Он принимает гранаты и поспешно рассовывает их по карманам кожанки.



— Есть, ваше приказание будет выполнено! — спокойно и с какой-то необыкновенной решимостью отвечает он.

«Я не ошибся в выборе. Смычков выполнит мое приказание», — думаю я и смотрю на окружающих. Мне хочется видеть, как восприняли решение все остальные. Нет никаких сомнений, что каждый человек в центральном посту слышал все, о чем я говорил намеренно громко, но всё делают вид, что заняты только своим делом, ничем внешне не выдавая беспокойства. Только Зубков, сидевший по-прежнему у открытой переборки центрального поста, все время пристально смотрит на меня до тех пор, пока мы не встречаемся взглядами. Тут он низко опускает голову и начинает старательно вычеркивать гвоздем какой-то бессмысленный вензель на краске переборочного комингса.

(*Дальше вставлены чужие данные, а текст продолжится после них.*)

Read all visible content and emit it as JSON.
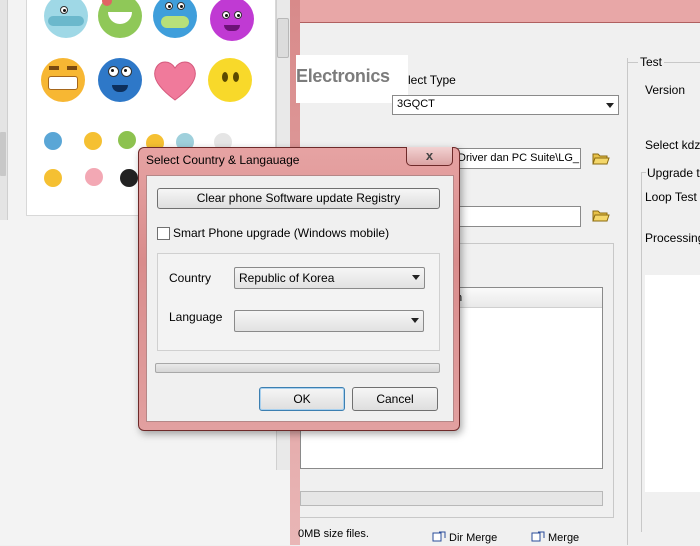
{
  "app": {
    "brand_logo": "Electronics",
    "select_type_label": "lect Type",
    "select_type_value": "3GQCT",
    "path_value": "Driver dan PC Suite\\LG_I",
    "list_header_partial": "h",
    "note_text": "0MB size files.",
    "dir_merge_label": "Dir Merge",
    "merge_label": "Merge",
    "test_group_label": "Test",
    "version_label": "Version",
    "select_kdz_label": "Select kdz f",
    "upgrade_group_label": "Upgrade te",
    "loop_test_label": "Loop Test c",
    "processing_label": "Processing"
  },
  "dialog": {
    "title": "Select Country & Langauage",
    "close_glyph": "x",
    "clear_registry_label": "Clear phone Software update Registry",
    "smart_phone_label": "Smart Phone upgrade (Windows mobile)",
    "smart_phone_checked": false,
    "country_label": "Country",
    "country_value": "Republic of Korea",
    "language_label": "Language",
    "language_value": "",
    "ok_label": "OK",
    "cancel_label": "Cancel"
  },
  "emoticons": {
    "large": [
      "elephant-emoticon",
      "frog-emoticon",
      "blue-bird-emoticon",
      "purple-emoticon",
      "grin-emoticon",
      "blue-goggle-emoticon",
      "heart-emoticon",
      "yellow-emoticon"
    ],
    "small": [
      "emo-1",
      "emo-2",
      "emo-3",
      "emo-4",
      "emo-5",
      "emo-6",
      "emo-7",
      "emo-8",
      "emo-9",
      "emo-10"
    ]
  },
  "colors": {
    "dialog_frame": "#d98c8c",
    "title_bar": "#e8a7a7",
    "ok_focus": "#3c7fb1"
  }
}
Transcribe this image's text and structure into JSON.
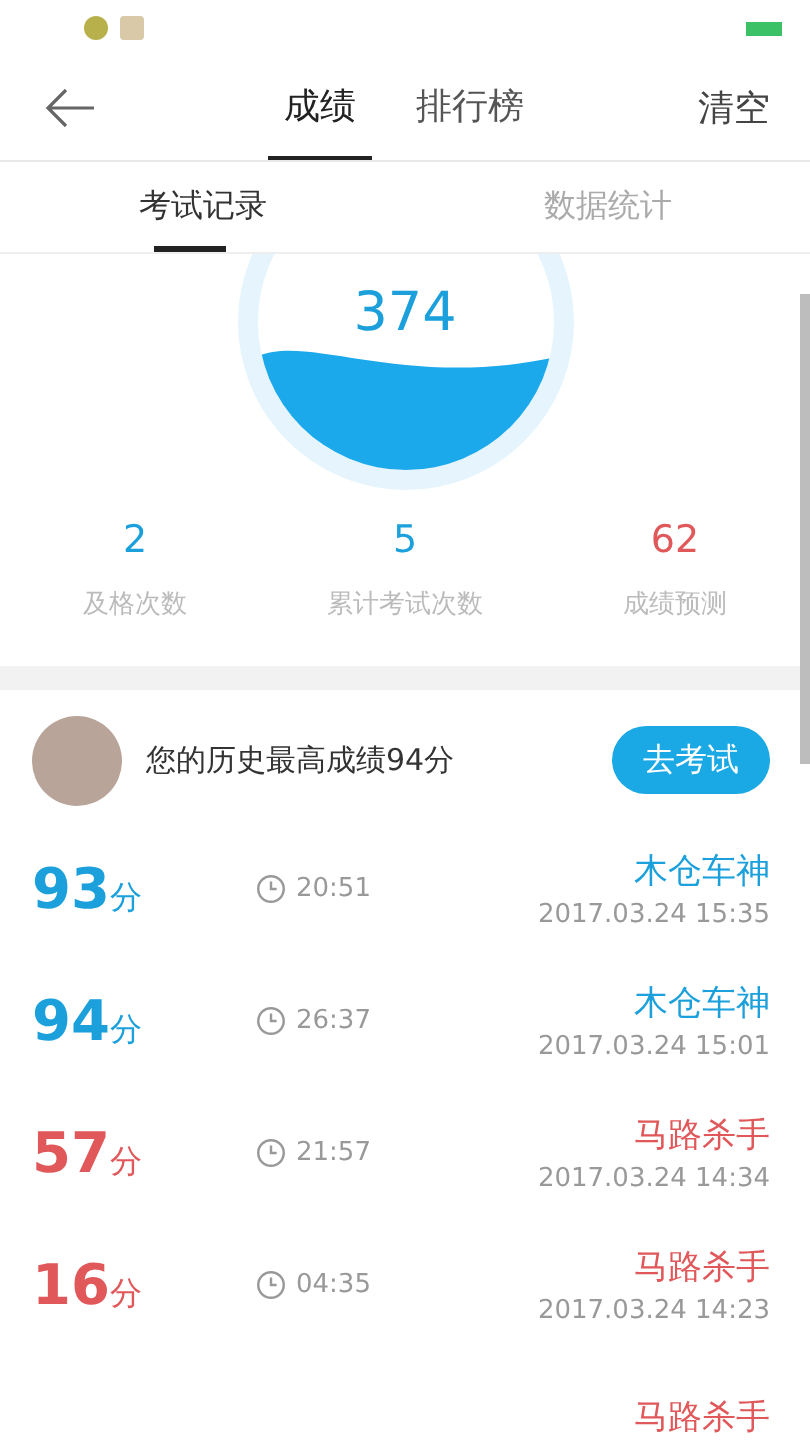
{
  "header": {
    "tabs": [
      {
        "label": "成绩",
        "selected": true
      },
      {
        "label": "排行榜",
        "selected": false
      }
    ],
    "action": "清空"
  },
  "subtabs": [
    {
      "label": "考试记录",
      "selected": true
    },
    {
      "label": "数据统计",
      "selected": false
    }
  ],
  "gauge": {
    "value": "374"
  },
  "stats": [
    {
      "value": "2",
      "label": "及格次数",
      "passed": true
    },
    {
      "value": "5",
      "label": "累计考试次数",
      "passed": true
    },
    {
      "value": "62",
      "label": "成绩预测",
      "passed": false
    }
  ],
  "best": {
    "text": "您的历史最高成绩94分",
    "button": "去考试"
  },
  "records": [
    {
      "score": "93",
      "unit": "分",
      "duration": "20:51",
      "name": "木仓车神",
      "date": "2017.03.24  15:35",
      "passed": true
    },
    {
      "score": "94",
      "unit": "分",
      "duration": "26:37",
      "name": "木仓车神",
      "date": "2017.03.24  15:01",
      "passed": true
    },
    {
      "score": "57",
      "unit": "分",
      "duration": "21:57",
      "name": "马路杀手",
      "date": "2017.03.24  14:34",
      "passed": false
    },
    {
      "score": "16",
      "unit": "分",
      "duration": "04:35",
      "name": "马路杀手",
      "date": "2017.03.24  14:23",
      "passed": false
    },
    {
      "name": "马路杀手",
      "passed": false
    }
  ]
}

Признаться, этот взгляд несколько смутил меня. Мне кажется, что он, да и другие товарищи не решаются, но хотели бы спросить меня: нет ли другого, более надежного и менее рискованного выхода? «В самом деле, — думаю я, — люди нашего экипажа привыкли исполнять все приказания командира. Они, не колеблясь, исполнят и последний приказ: погибнуть все как один смертью героев, хотя об этом, быть может, никто и никогда не узнает. Просто где-то в официальном документе будет отмечено, что подводная лодка по неизвестным причинам не вернулась с моря... И как смогут узнать наши товарищи, что мы дорогой ценой отдали свои молодые жизни и до последнего вздоха были верны Родине, Коммунистической партии. Как смогут узнать родные о том, что их скромный сын в последнюю минуту своей жизни совершил подвиг, отдав жизнь за Родину? Да, это все так, но нужна ли сейчас жертва? Нет ли другого решения? Ведь эти люди, деловито готовящиеся принять героическую смерть, быть может, под командованием другого, более полноценного командира, чем я, еще способны совершить великие дела...»

Хотя все необходимые приказания отданы, из головы не выходит мысль: все ли продумано, взвешено, учтено.

Приказываю дать задний ход с тем, чтобы выиграть несколько минут на размышления.

— Товарищи, — обращаюсь к окружающим. — Решение принято, и все подготовлено, чтобы привести его в исполнение. Но за вами остается право совещательного голоса. Я готов выслушать каждого, пока позволяет время. Только прошу докладывать как можно короче.

Первым говорит Смычков.

— Лучше достойная смерть, чем позорный плен. Но ведь у нас еще есть воздух и электроэнергия. Мы можем держаться, товарищ командир!

— Да, час мы продержимся, — соглашаюсь я. — А что делать остальное время, когда у нас полностью иссякнут энергоресурсы?

В это мгновение меня осенила мысль.

Подозвав Смычкова и Хвалова, объясняю им новую задачу.

— Все ясно! — бодро рапортует Смычков и в ту же минуту начинает отдавать нужные приказания.

— Так точно, все ясно! — вслед за Смычковым отзывается Хвалов и, на секунду оторвавшись от штурманского колеса, оттянув полу свитера, вытирает раскрасневшееся лицо и, откинув назад спавшие на лоб мокрые от пота волосы, снова занимает прежнее положение. Он заметно ободрился, только глубокое частое дыхание выдавало его непомерную усталость. Щекин попросил разрешения передать счисление молодому штурману и помочь Хвалову. Я не возражал.

Через минуту Смычков докладывает: лодка удифферентова-на, боцман точно держит глубину.

Я приказываю соблюдать полную тишину и докладывать мне обо всем, что услышано за бортом.

Снова томительное ожидание. Подводная лодка как бы на ощупь, медленно, крадучись идет вперед. Мысленно отсчитываю расстояние, отделяющее нас от сети. Взоры всех устремились на боцмана и на приборы управления. Смычков, упершись одной рукой в шпангоут подволока, а другой в лебедку перископа, не сводит глаз с приборов. Его волнение проявляется только в том, что время от времени он барабанит пальцами по щеке вьюшки троса перископа.